Extra questions for report problem on "Counting words of different lengths"

(Data analysis assignment 1 for Ling H286, Autumn 2007, Ohio State University)

Copyright © 2007 Grant McGuire and Mary E. Beckman

0. Due date.

If you want to raise your grade by redoing Data Analysis Problem 1, also do the added analysis described below and answer the associated extra questions. Turn in this addendum by the beginning of class on Wednesday, October 10.

(As with the original data analysis, you may work in groups to figure out how to make the graph. However, if you did so, you must remember to acknowledge the contributions of others in your report.)

1. Adding two new graphs

Using the transcript of the Buckeye Corpus snippet that you analyzed, count the number of times each word occurred. Figure out which word type at each of the four word lengths occurs most often in the corpus. Make a bar plot for the four different word lengths like the original word types histogram, but this time making the height of each bar represent the maximum number of occurrences for a word of each word length instead of to the count of word types for that length. Next, calculate the mean number of occurrences for each word length, and then make a second bar plot in which the height of each bar represents the mean number of occurrences for words of that length.

2. Writing the report

Embed the new bar plot that you made in Part 1 into your report and write a short paragraph that does the following things.
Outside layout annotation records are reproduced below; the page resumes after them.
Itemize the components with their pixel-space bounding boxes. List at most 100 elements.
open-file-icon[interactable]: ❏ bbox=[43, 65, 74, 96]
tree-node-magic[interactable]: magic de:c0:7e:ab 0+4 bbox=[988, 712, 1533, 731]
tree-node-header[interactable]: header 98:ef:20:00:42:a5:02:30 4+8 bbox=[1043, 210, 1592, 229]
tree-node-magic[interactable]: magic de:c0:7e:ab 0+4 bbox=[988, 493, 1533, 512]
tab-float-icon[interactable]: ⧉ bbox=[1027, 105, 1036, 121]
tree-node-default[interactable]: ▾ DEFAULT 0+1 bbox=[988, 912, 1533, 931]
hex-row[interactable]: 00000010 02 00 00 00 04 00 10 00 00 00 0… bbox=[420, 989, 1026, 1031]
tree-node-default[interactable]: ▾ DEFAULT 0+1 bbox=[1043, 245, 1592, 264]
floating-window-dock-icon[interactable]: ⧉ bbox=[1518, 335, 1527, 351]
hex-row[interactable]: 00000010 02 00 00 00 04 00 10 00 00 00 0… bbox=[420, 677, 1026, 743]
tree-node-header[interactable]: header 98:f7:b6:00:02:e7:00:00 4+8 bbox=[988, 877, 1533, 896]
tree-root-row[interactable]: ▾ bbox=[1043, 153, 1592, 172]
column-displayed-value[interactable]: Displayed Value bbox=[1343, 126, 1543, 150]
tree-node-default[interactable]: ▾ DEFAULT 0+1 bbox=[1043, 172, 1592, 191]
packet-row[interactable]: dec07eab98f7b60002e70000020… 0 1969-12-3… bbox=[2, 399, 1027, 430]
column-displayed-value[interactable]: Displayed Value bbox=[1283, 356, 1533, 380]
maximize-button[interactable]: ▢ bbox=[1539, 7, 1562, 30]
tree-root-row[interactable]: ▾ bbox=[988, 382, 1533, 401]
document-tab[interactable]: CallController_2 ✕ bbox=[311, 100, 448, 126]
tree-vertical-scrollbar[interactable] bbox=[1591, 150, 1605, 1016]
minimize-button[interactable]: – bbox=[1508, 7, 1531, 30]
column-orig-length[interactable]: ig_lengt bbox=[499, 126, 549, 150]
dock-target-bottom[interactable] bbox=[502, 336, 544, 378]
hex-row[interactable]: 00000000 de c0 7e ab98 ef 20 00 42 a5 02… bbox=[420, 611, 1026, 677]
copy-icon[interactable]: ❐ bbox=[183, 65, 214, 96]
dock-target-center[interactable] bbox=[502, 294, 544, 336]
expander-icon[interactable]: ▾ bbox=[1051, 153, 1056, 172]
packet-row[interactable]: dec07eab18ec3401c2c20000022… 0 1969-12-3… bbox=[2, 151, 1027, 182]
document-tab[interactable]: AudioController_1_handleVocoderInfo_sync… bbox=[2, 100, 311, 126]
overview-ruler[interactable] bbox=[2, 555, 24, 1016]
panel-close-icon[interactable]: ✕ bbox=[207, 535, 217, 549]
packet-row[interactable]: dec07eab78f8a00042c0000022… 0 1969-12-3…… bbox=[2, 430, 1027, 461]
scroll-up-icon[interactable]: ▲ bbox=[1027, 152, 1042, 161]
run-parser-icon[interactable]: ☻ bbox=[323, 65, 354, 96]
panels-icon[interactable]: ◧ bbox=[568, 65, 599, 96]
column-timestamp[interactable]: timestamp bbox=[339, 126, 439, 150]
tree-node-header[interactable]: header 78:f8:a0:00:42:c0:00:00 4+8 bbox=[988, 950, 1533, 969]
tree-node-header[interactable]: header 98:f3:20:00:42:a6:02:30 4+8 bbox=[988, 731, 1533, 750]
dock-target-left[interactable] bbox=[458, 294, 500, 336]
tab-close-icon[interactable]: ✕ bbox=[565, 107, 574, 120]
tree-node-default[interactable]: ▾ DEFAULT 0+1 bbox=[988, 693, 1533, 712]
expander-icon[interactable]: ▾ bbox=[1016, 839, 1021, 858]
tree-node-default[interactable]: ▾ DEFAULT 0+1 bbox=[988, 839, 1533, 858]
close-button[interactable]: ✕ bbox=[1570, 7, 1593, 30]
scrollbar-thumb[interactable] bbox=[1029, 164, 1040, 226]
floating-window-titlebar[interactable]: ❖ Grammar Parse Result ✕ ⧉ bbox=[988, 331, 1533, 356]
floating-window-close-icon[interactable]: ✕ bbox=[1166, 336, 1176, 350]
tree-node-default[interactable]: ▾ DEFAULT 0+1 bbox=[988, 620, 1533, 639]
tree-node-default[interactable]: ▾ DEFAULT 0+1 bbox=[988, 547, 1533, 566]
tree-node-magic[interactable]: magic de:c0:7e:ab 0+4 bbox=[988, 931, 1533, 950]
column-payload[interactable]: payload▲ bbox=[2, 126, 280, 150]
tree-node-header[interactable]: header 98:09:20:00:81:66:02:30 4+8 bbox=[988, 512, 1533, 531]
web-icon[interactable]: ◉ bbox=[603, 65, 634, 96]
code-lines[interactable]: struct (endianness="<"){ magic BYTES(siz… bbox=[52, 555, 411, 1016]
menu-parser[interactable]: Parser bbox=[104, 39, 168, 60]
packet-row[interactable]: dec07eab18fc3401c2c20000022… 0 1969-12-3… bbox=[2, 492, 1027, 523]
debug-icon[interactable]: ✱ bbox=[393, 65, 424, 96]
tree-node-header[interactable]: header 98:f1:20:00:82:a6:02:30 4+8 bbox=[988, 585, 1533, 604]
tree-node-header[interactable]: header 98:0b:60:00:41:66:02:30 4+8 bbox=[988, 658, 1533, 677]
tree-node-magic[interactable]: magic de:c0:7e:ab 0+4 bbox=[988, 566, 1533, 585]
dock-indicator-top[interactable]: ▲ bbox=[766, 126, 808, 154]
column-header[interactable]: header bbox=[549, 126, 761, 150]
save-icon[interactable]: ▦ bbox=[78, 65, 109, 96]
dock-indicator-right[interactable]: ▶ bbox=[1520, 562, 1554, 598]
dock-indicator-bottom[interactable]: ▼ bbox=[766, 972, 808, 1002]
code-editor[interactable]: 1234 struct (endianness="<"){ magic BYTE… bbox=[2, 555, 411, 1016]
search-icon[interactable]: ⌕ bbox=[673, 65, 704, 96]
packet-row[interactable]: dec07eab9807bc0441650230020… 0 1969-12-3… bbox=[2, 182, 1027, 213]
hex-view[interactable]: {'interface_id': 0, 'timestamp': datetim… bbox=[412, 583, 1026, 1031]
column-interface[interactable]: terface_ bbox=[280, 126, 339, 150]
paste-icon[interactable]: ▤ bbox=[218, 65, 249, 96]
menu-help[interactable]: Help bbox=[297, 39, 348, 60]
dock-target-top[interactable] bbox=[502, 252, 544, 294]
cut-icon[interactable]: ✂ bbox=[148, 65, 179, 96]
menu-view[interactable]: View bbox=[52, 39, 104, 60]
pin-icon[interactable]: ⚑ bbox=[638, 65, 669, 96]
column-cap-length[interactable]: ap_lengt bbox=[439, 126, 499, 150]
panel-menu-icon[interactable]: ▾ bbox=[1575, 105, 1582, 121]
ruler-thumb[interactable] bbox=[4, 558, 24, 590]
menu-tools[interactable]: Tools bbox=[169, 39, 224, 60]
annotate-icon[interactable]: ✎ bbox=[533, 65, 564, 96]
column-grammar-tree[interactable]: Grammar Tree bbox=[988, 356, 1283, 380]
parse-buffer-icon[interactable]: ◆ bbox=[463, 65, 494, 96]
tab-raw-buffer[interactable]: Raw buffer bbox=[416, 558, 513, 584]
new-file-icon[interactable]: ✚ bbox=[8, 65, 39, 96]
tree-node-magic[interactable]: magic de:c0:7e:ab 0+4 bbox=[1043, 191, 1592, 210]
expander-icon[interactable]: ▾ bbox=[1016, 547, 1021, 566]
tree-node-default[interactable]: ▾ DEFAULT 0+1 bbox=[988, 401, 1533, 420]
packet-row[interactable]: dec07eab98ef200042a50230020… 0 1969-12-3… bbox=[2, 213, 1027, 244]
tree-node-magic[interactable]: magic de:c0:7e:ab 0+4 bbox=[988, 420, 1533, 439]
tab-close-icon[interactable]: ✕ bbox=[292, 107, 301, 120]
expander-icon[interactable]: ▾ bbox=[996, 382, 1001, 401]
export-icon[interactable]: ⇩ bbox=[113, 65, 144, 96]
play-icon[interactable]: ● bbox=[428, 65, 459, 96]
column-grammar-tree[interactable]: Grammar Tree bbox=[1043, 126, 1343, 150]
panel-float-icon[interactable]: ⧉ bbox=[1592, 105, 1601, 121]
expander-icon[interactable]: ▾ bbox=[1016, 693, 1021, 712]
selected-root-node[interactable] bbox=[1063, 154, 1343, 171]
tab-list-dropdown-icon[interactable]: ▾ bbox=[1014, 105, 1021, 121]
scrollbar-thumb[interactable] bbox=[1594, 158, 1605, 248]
  1. List the words that are the most frequent frequent for each length (i.e., list the word types whose counts are represented by the heights of the first of the two new bar plots).
  2. List the words (or give examples sets of words) that are the least frequent ones, and say what the number of word tokens is for this set of words.
  3. Say whether the mean frequencies are the same for words of different lengths, and if not describe what the pattern is across this second bar plot. For example, say which word length has the largest mean number of occurrences and which the smallest.
  4. Using these descriptive statements about the two bar plots, explain the pattern of relative heights for the four different bars in the two histograms that you turned in your original first paragraph.

3. References

The Buckeye Corpus was created here at Ohio State University and can be obtained from:

http://vic.psy.ohio-state.edu/

The Buckeye Corpus was first described in print in the following reference:

Mark A. Pitt, Keith Johnson, Elizabeth Hume, Scott Kiesling, & William Raymond (2005) The Buckeye corpus of conversational speech: labeling conventions and a test of transcriber reliability. Speech Communication, 45: 89-95.